Biku-Sensei-sez-meow: Hello there friend! Great to hear from you thank you for such a great review! I wanted Merenwen to finally come into her potential, she's had moments here and there through the story that show she was capable of becoming a flawless warrior but never quite all the way. This was a chance to show she had finally come into her own so to speak, she has reached her potential, hope that made sense! And yeah, she just blows us away with her bravery and skills doesn't she? I love her character and her strength, she's just everything in battle anyone could hope to be! And you are so right! She is in the middle of two wars, and now add a third war to it if you think it could become one, Thranduil will be no easy task to convince him into allowing his son to marry. We will see how it goes, but the story is far from over my friend, I plan to continue it until the wedding, if not a bit after that. I am going to write a prequel, focusing on her and Haldir so that'll be fun, hope you will follow along with that story as well. I may do sequels as well, I'll let you know I like your idea of the darkness being a shadow rather than evil, we shall see, don't worry just because Legolas eased her mind at the moment doesn't mean I won't follow through with that plot line as well Well as always your review is amazing and I hope you enjoyed this chapter!

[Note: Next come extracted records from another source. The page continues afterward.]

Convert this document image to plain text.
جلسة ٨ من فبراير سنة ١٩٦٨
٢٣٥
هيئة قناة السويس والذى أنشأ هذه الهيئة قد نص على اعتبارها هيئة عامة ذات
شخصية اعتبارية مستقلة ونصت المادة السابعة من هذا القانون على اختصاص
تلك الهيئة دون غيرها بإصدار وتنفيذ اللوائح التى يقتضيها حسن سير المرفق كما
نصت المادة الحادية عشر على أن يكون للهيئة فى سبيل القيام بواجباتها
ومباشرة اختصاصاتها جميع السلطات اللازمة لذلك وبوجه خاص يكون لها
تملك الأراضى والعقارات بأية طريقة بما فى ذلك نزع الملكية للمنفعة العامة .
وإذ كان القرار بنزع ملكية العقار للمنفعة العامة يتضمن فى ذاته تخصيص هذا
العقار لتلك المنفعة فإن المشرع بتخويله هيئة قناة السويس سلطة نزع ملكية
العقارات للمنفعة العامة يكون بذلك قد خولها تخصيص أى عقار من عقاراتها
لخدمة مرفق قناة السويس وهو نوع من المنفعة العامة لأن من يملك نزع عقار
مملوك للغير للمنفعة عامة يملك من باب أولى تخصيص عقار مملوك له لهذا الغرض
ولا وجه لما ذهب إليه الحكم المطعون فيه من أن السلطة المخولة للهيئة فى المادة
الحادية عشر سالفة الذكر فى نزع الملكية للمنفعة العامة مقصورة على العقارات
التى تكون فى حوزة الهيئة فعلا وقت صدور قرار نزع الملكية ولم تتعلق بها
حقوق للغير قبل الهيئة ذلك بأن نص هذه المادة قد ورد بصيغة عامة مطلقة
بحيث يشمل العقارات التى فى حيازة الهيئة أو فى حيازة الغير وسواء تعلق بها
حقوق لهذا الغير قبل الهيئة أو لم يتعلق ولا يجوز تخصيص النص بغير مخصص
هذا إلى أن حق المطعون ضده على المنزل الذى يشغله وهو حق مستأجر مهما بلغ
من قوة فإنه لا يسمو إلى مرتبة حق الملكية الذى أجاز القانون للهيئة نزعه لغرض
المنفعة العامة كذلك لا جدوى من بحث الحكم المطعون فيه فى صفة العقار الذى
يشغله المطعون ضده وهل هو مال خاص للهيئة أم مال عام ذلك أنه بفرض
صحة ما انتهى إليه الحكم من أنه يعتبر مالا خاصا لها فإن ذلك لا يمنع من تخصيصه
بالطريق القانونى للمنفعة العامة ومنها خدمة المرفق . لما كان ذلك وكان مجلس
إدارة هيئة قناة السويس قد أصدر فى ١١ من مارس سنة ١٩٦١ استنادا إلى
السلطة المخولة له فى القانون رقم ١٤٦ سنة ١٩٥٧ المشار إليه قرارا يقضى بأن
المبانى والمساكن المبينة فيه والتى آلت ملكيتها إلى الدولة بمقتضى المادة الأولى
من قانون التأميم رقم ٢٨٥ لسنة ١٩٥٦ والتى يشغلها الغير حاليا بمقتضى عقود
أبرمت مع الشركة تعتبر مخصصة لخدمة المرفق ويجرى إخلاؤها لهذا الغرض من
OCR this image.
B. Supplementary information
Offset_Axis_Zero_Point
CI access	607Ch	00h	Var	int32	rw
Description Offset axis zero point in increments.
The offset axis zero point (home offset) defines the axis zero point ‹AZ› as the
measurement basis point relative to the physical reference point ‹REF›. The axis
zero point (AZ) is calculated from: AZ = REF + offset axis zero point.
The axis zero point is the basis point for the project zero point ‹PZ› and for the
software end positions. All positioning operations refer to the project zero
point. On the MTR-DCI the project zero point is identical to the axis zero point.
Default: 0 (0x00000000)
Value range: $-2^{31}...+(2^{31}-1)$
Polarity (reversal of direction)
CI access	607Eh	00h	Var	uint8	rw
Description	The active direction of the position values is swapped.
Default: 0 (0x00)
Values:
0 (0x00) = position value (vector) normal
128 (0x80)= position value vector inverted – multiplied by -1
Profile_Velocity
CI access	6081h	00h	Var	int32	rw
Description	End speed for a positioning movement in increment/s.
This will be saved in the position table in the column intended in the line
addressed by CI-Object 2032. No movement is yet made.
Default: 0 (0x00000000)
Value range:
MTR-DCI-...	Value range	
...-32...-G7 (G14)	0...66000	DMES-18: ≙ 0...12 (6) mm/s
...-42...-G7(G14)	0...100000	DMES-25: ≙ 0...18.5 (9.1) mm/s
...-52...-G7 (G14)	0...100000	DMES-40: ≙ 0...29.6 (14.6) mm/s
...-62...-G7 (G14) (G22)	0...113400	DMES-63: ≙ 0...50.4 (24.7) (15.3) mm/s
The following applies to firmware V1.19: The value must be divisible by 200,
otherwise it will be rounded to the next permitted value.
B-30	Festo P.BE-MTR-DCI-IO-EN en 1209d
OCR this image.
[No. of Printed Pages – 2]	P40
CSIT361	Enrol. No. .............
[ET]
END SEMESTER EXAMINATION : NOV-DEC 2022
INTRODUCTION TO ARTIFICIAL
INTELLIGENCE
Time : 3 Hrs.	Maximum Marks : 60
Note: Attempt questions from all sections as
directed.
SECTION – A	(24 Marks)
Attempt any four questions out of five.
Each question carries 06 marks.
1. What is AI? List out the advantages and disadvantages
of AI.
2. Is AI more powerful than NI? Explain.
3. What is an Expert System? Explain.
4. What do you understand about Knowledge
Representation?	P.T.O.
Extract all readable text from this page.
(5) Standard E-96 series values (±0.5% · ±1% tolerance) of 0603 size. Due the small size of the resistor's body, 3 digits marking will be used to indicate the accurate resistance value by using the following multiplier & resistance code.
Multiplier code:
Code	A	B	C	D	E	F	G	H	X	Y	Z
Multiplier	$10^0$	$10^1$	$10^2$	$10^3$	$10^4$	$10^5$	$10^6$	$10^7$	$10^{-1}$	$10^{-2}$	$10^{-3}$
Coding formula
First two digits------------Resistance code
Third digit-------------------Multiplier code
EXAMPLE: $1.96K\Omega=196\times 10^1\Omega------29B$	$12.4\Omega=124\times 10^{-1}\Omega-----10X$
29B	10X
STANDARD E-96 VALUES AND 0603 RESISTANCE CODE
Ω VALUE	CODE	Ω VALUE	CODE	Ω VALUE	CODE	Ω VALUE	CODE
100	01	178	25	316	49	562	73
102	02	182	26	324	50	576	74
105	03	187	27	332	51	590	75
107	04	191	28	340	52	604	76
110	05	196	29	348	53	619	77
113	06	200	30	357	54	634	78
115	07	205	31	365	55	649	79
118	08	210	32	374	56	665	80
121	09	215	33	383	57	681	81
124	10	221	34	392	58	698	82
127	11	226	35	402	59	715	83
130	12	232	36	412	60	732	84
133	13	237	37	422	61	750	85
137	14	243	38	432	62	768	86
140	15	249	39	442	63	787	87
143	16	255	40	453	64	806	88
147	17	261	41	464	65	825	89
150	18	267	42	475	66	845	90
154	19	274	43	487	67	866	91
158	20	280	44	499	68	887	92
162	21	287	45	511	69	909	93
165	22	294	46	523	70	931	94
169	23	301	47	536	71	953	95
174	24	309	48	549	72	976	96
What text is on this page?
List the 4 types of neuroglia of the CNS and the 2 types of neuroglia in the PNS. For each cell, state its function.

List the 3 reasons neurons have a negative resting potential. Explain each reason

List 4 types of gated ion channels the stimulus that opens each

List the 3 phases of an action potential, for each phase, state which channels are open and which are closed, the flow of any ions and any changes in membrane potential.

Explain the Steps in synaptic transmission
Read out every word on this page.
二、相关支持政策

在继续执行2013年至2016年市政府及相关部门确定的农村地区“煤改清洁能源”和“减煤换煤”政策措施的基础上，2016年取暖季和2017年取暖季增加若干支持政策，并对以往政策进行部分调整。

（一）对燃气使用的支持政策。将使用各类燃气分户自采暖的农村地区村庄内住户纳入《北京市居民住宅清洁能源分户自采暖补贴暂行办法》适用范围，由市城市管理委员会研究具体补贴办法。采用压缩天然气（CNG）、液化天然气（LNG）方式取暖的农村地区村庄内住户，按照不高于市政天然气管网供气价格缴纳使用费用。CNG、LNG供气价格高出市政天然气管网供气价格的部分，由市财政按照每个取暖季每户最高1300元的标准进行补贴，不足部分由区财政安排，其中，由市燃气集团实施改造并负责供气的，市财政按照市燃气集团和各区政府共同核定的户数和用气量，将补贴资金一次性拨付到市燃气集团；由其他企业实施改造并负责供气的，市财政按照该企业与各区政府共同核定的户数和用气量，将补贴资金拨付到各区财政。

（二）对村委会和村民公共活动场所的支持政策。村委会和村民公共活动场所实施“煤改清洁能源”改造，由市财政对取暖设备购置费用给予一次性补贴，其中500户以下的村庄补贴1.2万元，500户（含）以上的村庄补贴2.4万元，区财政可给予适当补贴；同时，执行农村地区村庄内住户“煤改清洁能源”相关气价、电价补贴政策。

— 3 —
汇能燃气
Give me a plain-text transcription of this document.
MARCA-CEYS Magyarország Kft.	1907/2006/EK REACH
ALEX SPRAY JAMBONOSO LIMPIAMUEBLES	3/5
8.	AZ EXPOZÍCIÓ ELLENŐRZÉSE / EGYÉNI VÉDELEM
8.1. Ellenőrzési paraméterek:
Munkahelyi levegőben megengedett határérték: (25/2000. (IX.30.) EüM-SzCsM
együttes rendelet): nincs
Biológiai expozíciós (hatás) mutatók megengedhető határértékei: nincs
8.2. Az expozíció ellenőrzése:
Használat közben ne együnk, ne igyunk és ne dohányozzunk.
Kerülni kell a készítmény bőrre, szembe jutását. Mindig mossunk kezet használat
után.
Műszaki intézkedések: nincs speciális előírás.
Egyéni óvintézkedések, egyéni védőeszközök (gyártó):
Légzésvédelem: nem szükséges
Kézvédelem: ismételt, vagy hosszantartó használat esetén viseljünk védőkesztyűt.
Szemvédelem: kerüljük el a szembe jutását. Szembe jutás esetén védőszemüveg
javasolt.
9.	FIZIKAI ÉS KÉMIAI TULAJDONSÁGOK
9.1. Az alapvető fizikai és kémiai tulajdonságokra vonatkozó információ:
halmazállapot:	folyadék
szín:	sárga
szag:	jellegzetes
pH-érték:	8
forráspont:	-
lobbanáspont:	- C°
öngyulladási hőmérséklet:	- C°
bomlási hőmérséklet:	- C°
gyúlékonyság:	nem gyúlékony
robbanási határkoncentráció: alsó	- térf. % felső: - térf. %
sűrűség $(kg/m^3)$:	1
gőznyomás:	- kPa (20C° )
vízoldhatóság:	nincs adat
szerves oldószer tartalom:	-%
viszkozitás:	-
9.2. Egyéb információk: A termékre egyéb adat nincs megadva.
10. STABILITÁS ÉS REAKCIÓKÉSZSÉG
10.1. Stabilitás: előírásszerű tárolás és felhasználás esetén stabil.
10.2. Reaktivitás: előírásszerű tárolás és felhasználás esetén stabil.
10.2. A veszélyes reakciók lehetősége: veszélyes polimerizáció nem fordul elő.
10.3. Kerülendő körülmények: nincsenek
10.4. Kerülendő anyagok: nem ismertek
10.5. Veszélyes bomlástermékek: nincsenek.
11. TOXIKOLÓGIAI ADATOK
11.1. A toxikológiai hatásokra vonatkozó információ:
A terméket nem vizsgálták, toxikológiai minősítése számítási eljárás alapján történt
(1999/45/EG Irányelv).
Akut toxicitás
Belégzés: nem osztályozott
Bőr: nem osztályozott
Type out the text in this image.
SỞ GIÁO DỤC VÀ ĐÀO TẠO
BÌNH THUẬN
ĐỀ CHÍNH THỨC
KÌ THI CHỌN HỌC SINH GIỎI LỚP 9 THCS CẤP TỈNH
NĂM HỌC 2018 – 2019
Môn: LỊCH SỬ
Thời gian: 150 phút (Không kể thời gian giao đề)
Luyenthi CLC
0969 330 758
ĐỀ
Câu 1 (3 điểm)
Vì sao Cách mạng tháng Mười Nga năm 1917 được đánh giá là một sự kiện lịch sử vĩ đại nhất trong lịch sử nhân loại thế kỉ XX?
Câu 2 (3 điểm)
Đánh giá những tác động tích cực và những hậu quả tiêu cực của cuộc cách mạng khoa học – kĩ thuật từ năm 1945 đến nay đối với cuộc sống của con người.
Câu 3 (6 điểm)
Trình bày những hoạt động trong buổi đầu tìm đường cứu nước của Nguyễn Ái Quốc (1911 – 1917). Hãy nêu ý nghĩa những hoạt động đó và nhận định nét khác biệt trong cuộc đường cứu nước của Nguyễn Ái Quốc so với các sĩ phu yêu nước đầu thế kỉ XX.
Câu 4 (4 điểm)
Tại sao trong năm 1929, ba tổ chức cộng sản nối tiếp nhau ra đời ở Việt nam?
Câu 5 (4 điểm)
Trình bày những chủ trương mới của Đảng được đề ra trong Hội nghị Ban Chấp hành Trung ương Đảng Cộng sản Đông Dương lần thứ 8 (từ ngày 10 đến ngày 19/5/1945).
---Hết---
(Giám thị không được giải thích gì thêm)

Dork Dog: Hey there! So good to hear from you, glad you enjoyed the chapter and little plot twist I threw in there haha, it was a lot of fun throwing something new in the plot! I hope you will enjoy where I take that idea of darkness in her, much more fun to come! How are you and your stories coming along, have I missed an update? If so PM me and remind me, you know I'm a scatter brain! Too much work and school to keep me all together haha, anyway, great to hear from you hope you are well!